Consider this example from Lane, which illustrates proper reporting on measure 92:
A 67-year-old established female Medicare patient presents with severe ear pain. The internist performs a level-three E/M, assesses the patient's periauricular pain, and diagnoses "diffused otitis externa, acute."
Since the physician documented that she checked the patient's periauricular pain and met age requirements, this encounter counts toward PQRI. On the claim, you would report the following:
• 99213 (Office or other outpatient visit for the evaluation and management of an established patient, which requires at least 2 of these 3 key components: an expanded problem focused history; an expanded problem focused examination; and medical decision making of low complexity) for the E/M
• 380.10 (Infective otitis externa, unspecified) appended to 99213 to represent the patient's condition
• 1116F (Auricular or periauricular pain assessed [AOE]) for PQRI purposes.
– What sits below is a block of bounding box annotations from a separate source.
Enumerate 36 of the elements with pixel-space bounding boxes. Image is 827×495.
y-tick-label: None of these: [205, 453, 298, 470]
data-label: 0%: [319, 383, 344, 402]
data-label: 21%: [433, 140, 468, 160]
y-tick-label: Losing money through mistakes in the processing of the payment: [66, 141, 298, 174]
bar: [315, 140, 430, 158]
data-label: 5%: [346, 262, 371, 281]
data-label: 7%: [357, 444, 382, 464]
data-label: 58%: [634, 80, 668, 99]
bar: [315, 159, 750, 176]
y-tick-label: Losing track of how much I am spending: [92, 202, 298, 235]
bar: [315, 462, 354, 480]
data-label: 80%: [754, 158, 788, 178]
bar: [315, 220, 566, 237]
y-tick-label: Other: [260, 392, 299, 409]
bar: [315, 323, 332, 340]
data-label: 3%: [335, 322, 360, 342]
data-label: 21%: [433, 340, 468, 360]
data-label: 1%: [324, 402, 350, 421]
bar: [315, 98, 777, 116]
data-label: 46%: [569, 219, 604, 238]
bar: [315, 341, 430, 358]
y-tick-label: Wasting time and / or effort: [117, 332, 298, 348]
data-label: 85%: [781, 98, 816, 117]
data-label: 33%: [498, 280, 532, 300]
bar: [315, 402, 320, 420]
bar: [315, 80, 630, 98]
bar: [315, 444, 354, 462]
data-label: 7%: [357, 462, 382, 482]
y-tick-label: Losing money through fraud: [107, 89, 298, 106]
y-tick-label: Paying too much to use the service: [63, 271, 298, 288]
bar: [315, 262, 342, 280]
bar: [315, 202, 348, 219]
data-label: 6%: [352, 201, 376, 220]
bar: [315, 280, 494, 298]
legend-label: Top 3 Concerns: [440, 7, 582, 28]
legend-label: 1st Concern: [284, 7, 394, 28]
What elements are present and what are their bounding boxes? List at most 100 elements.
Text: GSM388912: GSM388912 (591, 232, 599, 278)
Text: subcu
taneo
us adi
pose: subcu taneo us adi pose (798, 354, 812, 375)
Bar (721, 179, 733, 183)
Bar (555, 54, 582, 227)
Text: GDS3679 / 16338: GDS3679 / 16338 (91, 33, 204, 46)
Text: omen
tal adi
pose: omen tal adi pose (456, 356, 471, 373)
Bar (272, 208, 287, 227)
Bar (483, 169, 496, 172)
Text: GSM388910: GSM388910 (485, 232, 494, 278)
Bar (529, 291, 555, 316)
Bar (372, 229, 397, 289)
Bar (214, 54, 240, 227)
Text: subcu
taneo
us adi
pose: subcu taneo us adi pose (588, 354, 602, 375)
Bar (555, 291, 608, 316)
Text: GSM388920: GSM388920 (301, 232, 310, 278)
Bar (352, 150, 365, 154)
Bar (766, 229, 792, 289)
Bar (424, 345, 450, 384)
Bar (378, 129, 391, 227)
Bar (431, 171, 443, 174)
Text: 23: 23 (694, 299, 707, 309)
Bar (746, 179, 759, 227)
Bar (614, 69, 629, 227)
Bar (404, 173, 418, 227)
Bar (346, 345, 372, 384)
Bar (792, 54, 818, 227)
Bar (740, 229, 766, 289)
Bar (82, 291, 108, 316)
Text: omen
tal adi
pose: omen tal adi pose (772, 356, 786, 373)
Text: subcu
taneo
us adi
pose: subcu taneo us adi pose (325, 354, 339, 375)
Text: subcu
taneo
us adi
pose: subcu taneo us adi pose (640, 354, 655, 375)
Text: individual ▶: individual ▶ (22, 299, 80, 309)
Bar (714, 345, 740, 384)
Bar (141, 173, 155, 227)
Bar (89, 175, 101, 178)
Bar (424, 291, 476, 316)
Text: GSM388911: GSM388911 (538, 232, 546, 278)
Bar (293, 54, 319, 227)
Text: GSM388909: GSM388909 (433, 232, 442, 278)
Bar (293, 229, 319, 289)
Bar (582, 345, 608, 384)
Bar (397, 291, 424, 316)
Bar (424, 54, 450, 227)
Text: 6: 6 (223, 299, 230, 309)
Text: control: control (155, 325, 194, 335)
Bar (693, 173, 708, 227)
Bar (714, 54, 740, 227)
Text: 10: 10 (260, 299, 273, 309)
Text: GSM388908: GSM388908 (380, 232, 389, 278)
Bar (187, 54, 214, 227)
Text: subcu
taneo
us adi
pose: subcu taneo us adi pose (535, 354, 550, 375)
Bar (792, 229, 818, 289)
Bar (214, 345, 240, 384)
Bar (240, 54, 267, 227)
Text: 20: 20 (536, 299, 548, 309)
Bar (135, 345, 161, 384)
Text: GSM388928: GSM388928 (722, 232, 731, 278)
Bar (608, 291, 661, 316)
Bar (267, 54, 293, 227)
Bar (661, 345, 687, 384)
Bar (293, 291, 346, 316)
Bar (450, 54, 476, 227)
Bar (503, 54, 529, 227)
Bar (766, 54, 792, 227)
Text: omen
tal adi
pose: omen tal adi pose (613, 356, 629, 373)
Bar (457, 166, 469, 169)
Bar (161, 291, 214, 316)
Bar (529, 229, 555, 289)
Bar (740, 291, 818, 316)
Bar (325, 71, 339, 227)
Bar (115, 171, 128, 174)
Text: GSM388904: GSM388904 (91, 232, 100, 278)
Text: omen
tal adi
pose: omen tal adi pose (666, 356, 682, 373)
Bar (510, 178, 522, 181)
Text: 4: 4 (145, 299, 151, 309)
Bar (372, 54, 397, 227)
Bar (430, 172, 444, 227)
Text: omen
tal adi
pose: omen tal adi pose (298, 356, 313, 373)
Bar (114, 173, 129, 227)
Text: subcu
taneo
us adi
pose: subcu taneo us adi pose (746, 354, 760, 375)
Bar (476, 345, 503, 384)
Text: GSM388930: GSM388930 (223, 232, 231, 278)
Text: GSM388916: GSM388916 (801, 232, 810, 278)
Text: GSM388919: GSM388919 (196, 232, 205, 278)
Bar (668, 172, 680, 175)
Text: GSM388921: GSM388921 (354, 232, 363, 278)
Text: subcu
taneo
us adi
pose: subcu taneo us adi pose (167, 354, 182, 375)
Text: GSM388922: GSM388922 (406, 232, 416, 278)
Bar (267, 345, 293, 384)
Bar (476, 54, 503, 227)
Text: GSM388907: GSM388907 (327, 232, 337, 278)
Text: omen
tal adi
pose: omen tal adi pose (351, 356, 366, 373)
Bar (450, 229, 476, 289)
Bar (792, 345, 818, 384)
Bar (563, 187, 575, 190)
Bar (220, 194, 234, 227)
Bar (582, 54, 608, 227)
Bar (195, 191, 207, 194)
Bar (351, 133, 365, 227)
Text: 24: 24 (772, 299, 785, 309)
Use P Modifiers When Measure Isn't Met
If a patient's condition mirrors one of the PQRI measures, but the physician does not meet all the treatment requirements during the visit, you can still report the encounter to PQRI. Just remember to append a P modifier to the Category II code, says Lane.These modifiers, which explain to Medicare why the physician did not meet the PQRI measure, are:• 1P --" Measure not met for medical reasons
• 2P --" Patient declined treatment associated with measure
• 3P --" Measure not met for system reasons
• 8P --" Measure not met, reason not specified.
Example:
Let's say a 69-year-old Medicare patient presents to the internist with syncope. PQRI measure 55 calls for the physician to perform a 12-lead electrocardiogram (EKG or ECG) on all patients over 60 with syncope to qualify for PQRI. If your physician did not perform an ECG at that visit, you would still use a PQRI code, but you would also need a modifier to indicate the ECG was not performed.So if notes indicate a level-three E/M service, and that the patient refused the ECG for financial reasons, you would report the following:
• 99213 for the E/M
• 780.2 (Syncope and collapse) for the syncope
• 3120F (12-lead ECG performed [EM]) for the PQRI measure
• modifier 2P appended to 3120F to show why the EKG was not performed.
Use This CMS Resource for All Your PQRI Needs
Wondering how to get started on PQRI? Go to www.cms.hhs.gov/PQRI and familiarize yourself with the guidelines for PQRI reporting. You might want to bookmark this site, because it contains an overview of the program and links to resources you might find useful, such as the "PQRI Tool Kit."
Best bet:
Refer back to this Web site when you have questions about PQRI; it is the definitive source of PQRI information.